A key to successful personalized and customized medicine is knowledge of a person’s genetic profile. Next-generation sequencing (NGS), which has seen a dramatic drop in cost, plays a vital role in this cause, thanks to its ability to sequence a genome (i.e., the human genome). DNA sequencers in the life sciences can generate a terabyte (one trillion bytes) of data per minute, according to Wu Feng of the Dept. of Computer Science in the College of Engineering at Virginia Tech (Blacksburg, Va.).

Feng says that the size of DNA sequence databases will increase 10-fold every 18 months. However, Moore’s Law implies that a processor can compute on such increases by only two-fold every 24 months. That means the rate of data generation is far outstripping a processor’s capability to compute on it.

Tackling that challenge, Feng led a research team that, after two years, has created a new generation of efficient data management and analysis software for large-scale, data-intensive scientific applications “in the cloud.” Cloud computing refers to a large number of globally connected computers that can simultaneously run a program at a large scale. The team developed two software-based research artifacts called SeqInCloud and CloudFlow.

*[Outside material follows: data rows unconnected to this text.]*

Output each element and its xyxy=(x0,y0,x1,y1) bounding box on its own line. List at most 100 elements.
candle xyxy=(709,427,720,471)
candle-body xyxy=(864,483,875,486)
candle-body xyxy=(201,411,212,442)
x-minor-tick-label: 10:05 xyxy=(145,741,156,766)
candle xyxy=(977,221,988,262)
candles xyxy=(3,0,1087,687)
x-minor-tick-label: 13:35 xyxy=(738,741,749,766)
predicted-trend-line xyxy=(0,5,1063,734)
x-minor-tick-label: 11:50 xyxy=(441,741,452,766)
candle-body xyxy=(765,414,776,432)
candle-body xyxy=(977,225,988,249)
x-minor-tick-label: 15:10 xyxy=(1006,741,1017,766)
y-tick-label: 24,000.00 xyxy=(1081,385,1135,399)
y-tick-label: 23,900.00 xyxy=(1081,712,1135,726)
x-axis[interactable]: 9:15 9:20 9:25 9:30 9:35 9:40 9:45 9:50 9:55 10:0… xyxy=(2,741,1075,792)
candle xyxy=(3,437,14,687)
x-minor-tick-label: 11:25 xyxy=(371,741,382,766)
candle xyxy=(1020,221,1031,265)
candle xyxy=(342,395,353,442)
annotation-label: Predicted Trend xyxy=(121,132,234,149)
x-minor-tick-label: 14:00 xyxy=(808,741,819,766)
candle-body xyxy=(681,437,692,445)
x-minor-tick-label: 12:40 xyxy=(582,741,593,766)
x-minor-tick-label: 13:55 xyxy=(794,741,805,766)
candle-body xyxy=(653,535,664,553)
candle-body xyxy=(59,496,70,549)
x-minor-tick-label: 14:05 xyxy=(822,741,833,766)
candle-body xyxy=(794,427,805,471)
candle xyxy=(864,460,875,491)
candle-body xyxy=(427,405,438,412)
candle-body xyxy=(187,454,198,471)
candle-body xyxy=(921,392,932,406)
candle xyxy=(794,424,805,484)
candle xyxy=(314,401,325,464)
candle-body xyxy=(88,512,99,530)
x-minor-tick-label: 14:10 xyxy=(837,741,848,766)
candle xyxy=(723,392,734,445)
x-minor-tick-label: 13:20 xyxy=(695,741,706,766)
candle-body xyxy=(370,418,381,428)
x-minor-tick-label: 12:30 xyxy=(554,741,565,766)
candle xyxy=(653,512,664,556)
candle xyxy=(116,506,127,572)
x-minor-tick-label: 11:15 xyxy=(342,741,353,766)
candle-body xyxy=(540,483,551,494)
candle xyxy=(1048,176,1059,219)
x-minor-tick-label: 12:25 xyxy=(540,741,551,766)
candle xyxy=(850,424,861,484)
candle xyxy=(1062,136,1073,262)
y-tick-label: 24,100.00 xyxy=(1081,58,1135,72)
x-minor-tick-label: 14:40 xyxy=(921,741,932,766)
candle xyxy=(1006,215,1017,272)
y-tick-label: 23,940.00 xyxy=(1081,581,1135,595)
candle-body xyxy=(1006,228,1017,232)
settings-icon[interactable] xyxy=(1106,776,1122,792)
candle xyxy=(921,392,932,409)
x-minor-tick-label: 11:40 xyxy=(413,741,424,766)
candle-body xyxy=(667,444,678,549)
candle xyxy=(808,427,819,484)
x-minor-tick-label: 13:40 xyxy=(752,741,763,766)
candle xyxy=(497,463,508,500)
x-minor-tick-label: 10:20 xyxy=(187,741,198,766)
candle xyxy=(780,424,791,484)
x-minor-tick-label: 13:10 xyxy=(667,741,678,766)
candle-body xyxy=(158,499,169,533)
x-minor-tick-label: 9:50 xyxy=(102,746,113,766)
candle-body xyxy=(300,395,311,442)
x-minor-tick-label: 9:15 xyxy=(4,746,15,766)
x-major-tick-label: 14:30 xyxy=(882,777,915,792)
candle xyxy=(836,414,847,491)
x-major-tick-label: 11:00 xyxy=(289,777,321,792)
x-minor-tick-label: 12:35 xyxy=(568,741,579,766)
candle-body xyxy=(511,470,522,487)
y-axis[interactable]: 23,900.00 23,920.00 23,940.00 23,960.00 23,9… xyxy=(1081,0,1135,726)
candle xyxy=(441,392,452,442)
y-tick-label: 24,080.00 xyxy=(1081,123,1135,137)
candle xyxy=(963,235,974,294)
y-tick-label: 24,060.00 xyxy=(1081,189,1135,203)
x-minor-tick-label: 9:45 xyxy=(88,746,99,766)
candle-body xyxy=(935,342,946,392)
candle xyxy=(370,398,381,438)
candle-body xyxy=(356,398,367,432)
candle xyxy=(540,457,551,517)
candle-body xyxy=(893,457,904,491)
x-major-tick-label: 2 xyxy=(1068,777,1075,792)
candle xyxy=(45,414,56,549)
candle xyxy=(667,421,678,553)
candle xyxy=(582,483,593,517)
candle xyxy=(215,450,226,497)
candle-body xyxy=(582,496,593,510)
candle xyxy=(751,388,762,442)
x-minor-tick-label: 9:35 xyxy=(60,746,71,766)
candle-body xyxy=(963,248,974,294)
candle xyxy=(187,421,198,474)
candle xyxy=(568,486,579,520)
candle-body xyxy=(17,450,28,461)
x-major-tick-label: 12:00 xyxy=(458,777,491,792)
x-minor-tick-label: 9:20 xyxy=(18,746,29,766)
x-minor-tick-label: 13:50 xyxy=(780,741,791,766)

SeqInCloud combined with Microsoft’s Azure cloud-computing platform and infrastructure, provides a portable cloud solution for next-generation sequence analysis. It optimizes data management (e.g., data partitioning and data transfer) to enhance performance and resource use of cloud resources.

CloudFlow is the team’s scaffolding for managing workflows, such as SeqInCloud. A researcher can install this software to allow the construction of pipelines that simultaneously use the client and cloud resources for running the pipeline and automating data transfers, says Feng.

Feng announced the research development in October at the O’Reilly Strata Conference + Hadoop World, held in New York City, N.Y.